A tumultuous first week for the new Estonian government has resulted in the resignation of a right-wing minister after just a day in office.
The far-right EKRE party gained five cabinet positions after a strong electoral performance.
Party leader Mart Helme and his son both made alleged white power gestures at their swearing-in on Monday.
Marti Kuusik, minister of foreign trade and IT, resigned the next day over accusations of domestic violence.
The allegations against Mr Kuusik, an MP for the Conservative People’s Party of Estonia (EKRE), began in media reports.
Police have since begun an investigation into the matter. He denies any wrongdoing, and regards the allegations as slander against him.
“In addition to a horrible media attack against me, the prosecutor’s office decided to start a criminal investigation. In this situation I cannot work as a minister,” he said in a statement.
How far right came to power
EKRE came third in the March 2019 election, picking up 17.8% of the vote and 19 seats. It joined a coalition led by Juri Ratas’s Centre Party, entering government for the first time.
At Marti Kuusik’s swearing-in on Monday, Estonian President Kersti Kaljulaid left the parliament chamber when he swore his oath, forcing him to salute an empty chair, Estonian public broadcaster ERR reported.
On Tuesday, Mr Kuusik’s resignation was accepted, with Prime Minister Ratas saying that when family violence was concerned there was no room for justification or doubt.
In a Facebook post, President Kaljulaid thanked the prime minister, saying she hoped “it will give courage to anyone who suffers violence”.
She also thanked Estonia’s press for highlighting the story – echoing the support she showed for freedom of the press on Monday, when she wore a sweatshirt reading “speech is free” in Estonian to the swearing-in ceremony.
Some Estonian journalists have expressed concern that the far-right EKRE is exerting political pressure on media organisations.
At the same ceremony, EKRE leader Mart Helme and his son Martin both appeared to make a white power gesture while being sworn in.
Is the white power gesture just OK?
The hand gesture, adopted from the familiar “OK” symbol, has spread rapidly among far-right and white nationalist groups in recent years, particularly in the United States.
Its use in that way was begun by online trolls as a joke, spreading a “hidden meaning” to media as a form of disinformation. Its continued use in that manner, however, resulted in the widely-used gesture becoming connected with white nationalists.
It was used in court by the suspect in the New Zealand shootings which killed 49 people when he opened fire on two mosques around Christchurch.
Former Estonian President Toomas Ilves tweeted about the use of the “white power sign”, and has actively challenged those who say there is no such intended meaning.

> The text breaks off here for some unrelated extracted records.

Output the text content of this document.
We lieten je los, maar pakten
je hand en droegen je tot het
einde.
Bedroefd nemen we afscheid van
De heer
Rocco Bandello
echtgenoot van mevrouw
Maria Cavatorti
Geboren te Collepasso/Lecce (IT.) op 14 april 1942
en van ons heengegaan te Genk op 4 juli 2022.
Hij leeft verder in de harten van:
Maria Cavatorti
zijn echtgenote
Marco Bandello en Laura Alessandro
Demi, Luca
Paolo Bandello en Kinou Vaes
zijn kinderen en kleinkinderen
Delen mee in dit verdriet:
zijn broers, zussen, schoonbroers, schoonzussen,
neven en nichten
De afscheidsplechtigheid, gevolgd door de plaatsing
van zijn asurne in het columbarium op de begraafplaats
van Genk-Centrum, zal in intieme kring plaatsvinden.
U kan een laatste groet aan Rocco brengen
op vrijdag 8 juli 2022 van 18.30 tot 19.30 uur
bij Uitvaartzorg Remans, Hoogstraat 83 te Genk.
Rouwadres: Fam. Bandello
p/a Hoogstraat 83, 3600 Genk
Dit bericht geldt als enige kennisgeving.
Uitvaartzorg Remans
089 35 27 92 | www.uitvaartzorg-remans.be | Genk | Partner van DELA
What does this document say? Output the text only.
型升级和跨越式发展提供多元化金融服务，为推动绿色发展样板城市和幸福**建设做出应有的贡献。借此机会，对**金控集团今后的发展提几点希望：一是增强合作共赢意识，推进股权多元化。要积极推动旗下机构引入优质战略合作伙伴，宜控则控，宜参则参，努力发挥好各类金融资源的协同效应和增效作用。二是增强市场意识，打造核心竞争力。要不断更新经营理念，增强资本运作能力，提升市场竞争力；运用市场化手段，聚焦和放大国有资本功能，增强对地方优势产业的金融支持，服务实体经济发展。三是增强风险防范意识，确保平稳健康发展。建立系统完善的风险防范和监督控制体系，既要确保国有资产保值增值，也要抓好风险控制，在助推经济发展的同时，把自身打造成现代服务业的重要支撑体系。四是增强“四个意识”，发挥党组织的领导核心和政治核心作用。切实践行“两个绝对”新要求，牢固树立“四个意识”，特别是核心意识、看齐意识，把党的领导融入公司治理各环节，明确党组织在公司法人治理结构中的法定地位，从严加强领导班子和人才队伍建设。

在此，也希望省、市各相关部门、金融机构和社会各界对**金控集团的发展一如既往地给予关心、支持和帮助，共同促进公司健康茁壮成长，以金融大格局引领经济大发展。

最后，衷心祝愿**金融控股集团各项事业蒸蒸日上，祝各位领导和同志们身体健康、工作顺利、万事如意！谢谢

Former Swedish prime minister Carl Bildt echoed the concern, saying the use of the symbol by EKRE members made him “genuinely worried”.
“By 2019, at least some white supremacists seem to have abandoned the ironic or satiric intent behind the original trolling campaign and used the symbol as a sincere expression of white supremacy,” it says.
But it warns that “particular care must be taken not to jump to conclusions” about the intent of someone using the symbol without “other contextual evidence”.
Critics point to remarks made by Martin Helme in 2013 that his message to immigrants was “if you’re black, go back” and that “I want Estonia to be a white country”. His father has expressed concern about immigration resulting in indigenous Estonians being “replaced”.
EKRE has called for a referendum on EU membership, but denies being against membership itself. During campaigning the party pushed anti-immigration rhetoric and promised to slash taxes.
As part of negotiations that led to Juri Ratas remaining in power, EKRE were handed five ministerial positions: foreign trade, environment, finance, interior, and rural affairs.
Before he took up the post of interior minister, Mart Helme promised that it would not be a stagnant government but would “break many things in Estonia”.